"Gilets jaunes" : quatorze manifestants blessés par la police portent plainte à Toulouse

Des \"gilets jaunes\" manifestent lors du quinzième samedi de mobilisation du mouvement, le 23 février 2019 à Toulouse (Haute-Garonne). 
Des "gilets jaunes" manifestent lors du quinzième samedi de mobilisation du mouvement, le 23 février 2019 à Toulouse (Haute-Garonne).  (ALAIN PITTON / NURPHOTO / AFP)

Plusieurs des plaignants ont eu le crâne fracturé, la mâchoire et des dents cassées, ou ont perdu un œil lors de manifestations. 

Elles entendent dénoncer les violences policières. Quatorze personnes, blessées lors de manifestations des "gilets jaunes" à Toulouse (Haute-Garonne), ont porté plainte auprès du parquet de la ville, lundi 25 février, et lancé un "appel des blessé.e.s de Toulouse" avec d'autres signataires.

Au total, 31 personnes blessées dans la Ville rose ont signé leur appel. "Le mouvement des 'gilets jaunes' a donné lieu à une répression policière et judiciaire sans précédent", a dénoncé Claire Dujardin, l'avocate de nombreux blessés, au cours d'une conférence de presse, lundi. 

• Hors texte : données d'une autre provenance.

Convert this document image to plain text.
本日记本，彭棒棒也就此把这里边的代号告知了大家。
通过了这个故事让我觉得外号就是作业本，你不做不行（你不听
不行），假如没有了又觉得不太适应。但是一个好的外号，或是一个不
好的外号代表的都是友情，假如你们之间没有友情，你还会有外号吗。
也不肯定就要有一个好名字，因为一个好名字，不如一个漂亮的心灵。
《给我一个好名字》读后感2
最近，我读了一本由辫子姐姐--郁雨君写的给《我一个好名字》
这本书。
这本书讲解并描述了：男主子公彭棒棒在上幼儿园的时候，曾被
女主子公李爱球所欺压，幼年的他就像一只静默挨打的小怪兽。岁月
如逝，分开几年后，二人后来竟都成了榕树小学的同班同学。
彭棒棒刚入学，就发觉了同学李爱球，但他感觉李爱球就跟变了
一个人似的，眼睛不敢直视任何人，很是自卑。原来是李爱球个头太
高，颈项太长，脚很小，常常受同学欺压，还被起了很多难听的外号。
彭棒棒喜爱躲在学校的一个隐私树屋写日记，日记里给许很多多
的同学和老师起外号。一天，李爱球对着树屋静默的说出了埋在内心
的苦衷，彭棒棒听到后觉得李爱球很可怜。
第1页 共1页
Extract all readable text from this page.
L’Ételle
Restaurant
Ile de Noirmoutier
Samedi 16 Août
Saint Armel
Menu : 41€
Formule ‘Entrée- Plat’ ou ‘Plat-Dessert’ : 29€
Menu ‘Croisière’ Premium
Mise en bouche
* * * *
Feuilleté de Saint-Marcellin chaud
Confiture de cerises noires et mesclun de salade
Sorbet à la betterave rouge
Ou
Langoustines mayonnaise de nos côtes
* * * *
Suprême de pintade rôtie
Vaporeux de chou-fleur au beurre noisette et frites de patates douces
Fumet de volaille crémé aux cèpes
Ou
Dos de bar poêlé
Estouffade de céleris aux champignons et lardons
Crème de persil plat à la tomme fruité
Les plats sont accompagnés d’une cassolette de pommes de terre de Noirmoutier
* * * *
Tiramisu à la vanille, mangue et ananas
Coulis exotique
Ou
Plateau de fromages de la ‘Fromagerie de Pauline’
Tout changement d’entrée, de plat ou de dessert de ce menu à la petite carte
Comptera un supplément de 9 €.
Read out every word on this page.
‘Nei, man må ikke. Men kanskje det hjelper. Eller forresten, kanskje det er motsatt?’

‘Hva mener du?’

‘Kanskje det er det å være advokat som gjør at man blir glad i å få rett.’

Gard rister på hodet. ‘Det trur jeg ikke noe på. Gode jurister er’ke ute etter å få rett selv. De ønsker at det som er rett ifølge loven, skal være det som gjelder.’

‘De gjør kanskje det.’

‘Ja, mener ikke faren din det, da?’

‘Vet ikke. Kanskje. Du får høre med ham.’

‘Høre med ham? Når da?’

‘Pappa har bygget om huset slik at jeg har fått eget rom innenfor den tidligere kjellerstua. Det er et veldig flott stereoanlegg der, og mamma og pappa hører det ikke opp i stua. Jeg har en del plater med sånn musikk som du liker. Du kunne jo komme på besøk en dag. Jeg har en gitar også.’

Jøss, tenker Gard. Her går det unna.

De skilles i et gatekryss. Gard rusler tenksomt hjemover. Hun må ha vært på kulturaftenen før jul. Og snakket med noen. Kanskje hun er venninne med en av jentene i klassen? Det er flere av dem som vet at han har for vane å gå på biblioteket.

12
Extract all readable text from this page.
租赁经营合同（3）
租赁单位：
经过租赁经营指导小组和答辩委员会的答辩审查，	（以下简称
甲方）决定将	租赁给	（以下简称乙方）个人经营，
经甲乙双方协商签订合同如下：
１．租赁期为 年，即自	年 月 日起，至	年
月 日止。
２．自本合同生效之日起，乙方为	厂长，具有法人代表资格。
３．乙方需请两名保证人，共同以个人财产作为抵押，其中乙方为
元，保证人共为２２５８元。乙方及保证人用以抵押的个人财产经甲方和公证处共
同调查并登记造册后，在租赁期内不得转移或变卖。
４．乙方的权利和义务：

Une dizaine de blessés étaient présents pour témoigner de leur cas et dénoncer des violences policières "arbitraires" et "abusives". Certains ont eu le crâne fracturé ou ont perdu un œil, d'autres ont eu la mâchoire ou des dents cassées. 

"Je me suis réveillé dans une mare de sang"

Benoît, artisan ébéniste de 29 ans, a raconté avoir été plongé plusieurs jours dans le coma, après avoir été victime d'un tir de LBD40 le 1er décembre. Le manifestant a souffert de multiples fractures du crâne et d'un œdème au cerveau. Yann, 39 ans, a affirmé avoir été "tabassé à coups de matraque" le 19 janvier, lors d'une manifestation nocturne. "J'ai perdu connaissance et me suis réveillé dans une mare de sang", la mâchoire fracturée et 11 dents cassées, a-t-il assuré. "On a été agressés alors qu'on ne représentait aucune menace, et laissés gisant à terre jusqu'à l'arrivée des secours", s'est-il insurgé. 

Si on est en liberté, c'est qu'on est innocents. On a été tabassés pour rien.Michaël, frappé "à coups de pied et matraqué"lors d'une conférence de presse

"Aucun des blessés n'a été poursuivi ou condamné. Beaucoup d'entre eux n'ont même pas été interpellés, et ceux qui l'ont été ont été rapidement relâchés", a renchéri leur avocate, Claire Dujardin.

Depuis le début du mouvement, le 17 novembre, il y a eu "467 signalements à l'IGPN [Inspection générale de la police nationale], près de 200 personnes blessées à la tête, 21 personnes éborgnées et cinq dont la main été arrachée", a énuméré Claire Dujardin, reprenant les signalements donnés par le journaliste indépendant David Dufresne. Des chiffres officiels antérieurs chiffraient, mi-janvier, à 243 les signalements alors faits auprès de l'IGPN.